US district judge Beryl Howell effectively allowed the transfer of the headquarters building in a decision Tuesday, according to WIRED. The building is in a prime D.C. location near the Potomac River and the National Mall.
Tensions at USIP have been building since the Trump administration fired the agency’s 10 voting board members in March. USIP staffers then denied DOGE representatives access to the building until they could gain entrance using a physical key from a former security contractor, said WIRED. Kenneth Jackson, a State Department official, assumed the role of acting president of USIP, and most staffers have now been terminated.
Recommended For You
This prompted former employees to sue Jackson, DOGE, President Donald Trump, and other administration members, seeking intervention to halt the institute's dismantling, the report said. Documents filed by the defendants indicate that a former GSA official, Nate Cavanaugh, has now replaced Jackson at USIP and has been instructed to transfer USIP’s real estate assets to GSA.

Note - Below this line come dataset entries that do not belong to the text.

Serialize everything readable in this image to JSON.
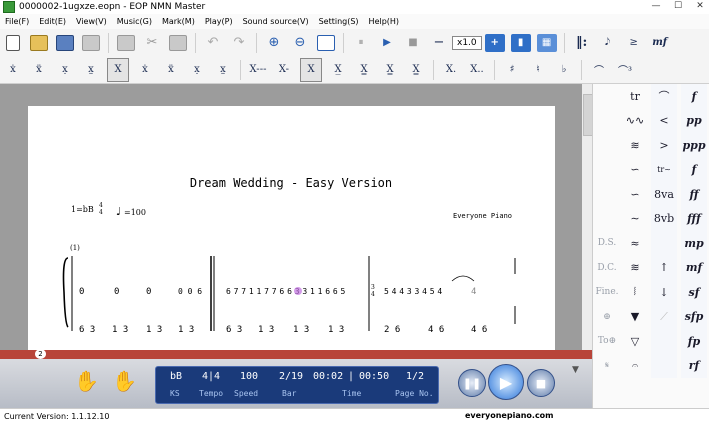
{
  "window": {
    "title": "0000002-1ugxze.eopn - EOP NMN Master"
  },
  "menu": [
    "File(F)",
    "Edit(E)",
    "View(V)",
    "Music(G)",
    "Mark(M)",
    "Play(P)",
    "Sound source(V)",
    "Setting(S)",
    "Help(H)"
  ],
  "toolbar": {
    "speed": "x1.0",
    "tb1_tail": [
      "𝅘𝅥𝅮",
      "≥",
      "mf"
    ]
  },
  "toolbar2": [
    "ẋ",
    "ẍ",
    "x̣",
    "x̤",
    "X",
    "ẋ",
    "ẍ",
    "x̣",
    "x̤",
    "X---",
    "X-",
    "X",
    "X̲",
    "X̳",
    "X̳",
    "X̳",
    "X.",
    "X..",
    "♯",
    "♮",
    "♭",
    "⌒",
    "⌒³"
  ],
  "score": {
    "title": "Dream Wedding - Easy Version",
    "key": "1=bB",
    "time_top": "4",
    "time_bottom": "4",
    "tempo": "=100",
    "publisher": "Everyone Piano",
    "measure_label": "(1)",
    "upper": [
      "0",
      "0",
      "0",
      "0 0 6",
      "6 7 7 1 1 7 7 6 6 3 3 1 1 6 6 5",
      "5 4 4 3 3 4 5 4",
      "4"
    ],
    "lower": [
      "6 3",
      "1 3",
      "1 3",
      "1 3",
      "6 3",
      "1 3",
      "1 3",
      "1 3",
      "2 6",
      "4 6",
      "4 6"
    ],
    "time2_top": "3",
    "time2_bottom": "4"
  },
  "palette": {
    "col0": [
      "",
      "",
      "",
      "",
      "",
      "",
      "D.S.",
      "D.C.",
      "Fine.",
      "⊕",
      "To⊕",
      "𝄋"
    ],
    "col1": [
      "tr",
      "∿∿",
      "≋",
      "∽",
      "∽",
      "∼",
      "≈",
      "≋",
      "𝆃",
      "▼",
      "▽",
      "𝄐"
    ],
    "col2": [
      "⌒",
      "<",
      ">",
      "tr~",
      "8va",
      "8vb",
      "",
      "↑",
      "↓",
      "",
      "",
      ""
    ],
    "col3": [
      "f",
      "pp",
      "ppp",
      "f",
      "ff",
      "fff",
      "mp",
      "mf",
      "sf",
      "sfp",
      "fp",
      "rf"
    ]
  },
  "ruler": {
    "marker": "2"
  },
  "lcd": {
    "values": [
      "bB",
      "4|4",
      "100",
      "2/19",
      "00:02",
      "|",
      "00:50",
      "1/2"
    ],
    "labels": [
      "KS",
      "Tempo",
      "Speed",
      "Bar",
      "Time",
      "Page No."
    ]
  },
  "statusbar": {
    "version": "Current Version: 1.1.12.10",
    "site": "everyonepiano.com"
  }
}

A letter from Cavanaugh to GSA acting administrator Stephen Ehikian included in the batch of court documents said, “I have concluded that it is in the best interest of USIP, the federal government, and the United States for USIP to transfer its real property located at 2301 Constitution Ave NW, Washington, D.C. 20037, to GSA and to seek an exception from the 100 percent reimbursement requirement for the building.” A separate letter from office of management and budget director Russell Vought to Ehikian approved the request for a no-cost building transfer.
“The effort to transfer the building to GSA is part of the DOGE playbook to run agencies through a wood chipper. That’s what they’re trying to do,” claims George Foote, longtime outside general counsel to USIP, in the WIRED article. “They’re trying to kill the agency, which they have no right to do.”
Lawyers for the former USIP staff have filed to prevent the transfer of assets, while government lawyers say the institute is an executive agency for which the government has the statutory authority to transfer excess property to GSA under President Trump’s February executive order aimed at reining in independent agencies.
USIP is a nonpartisan organization funded by Congress and established in 1984 to promote conflict resolution and global peacebuilding.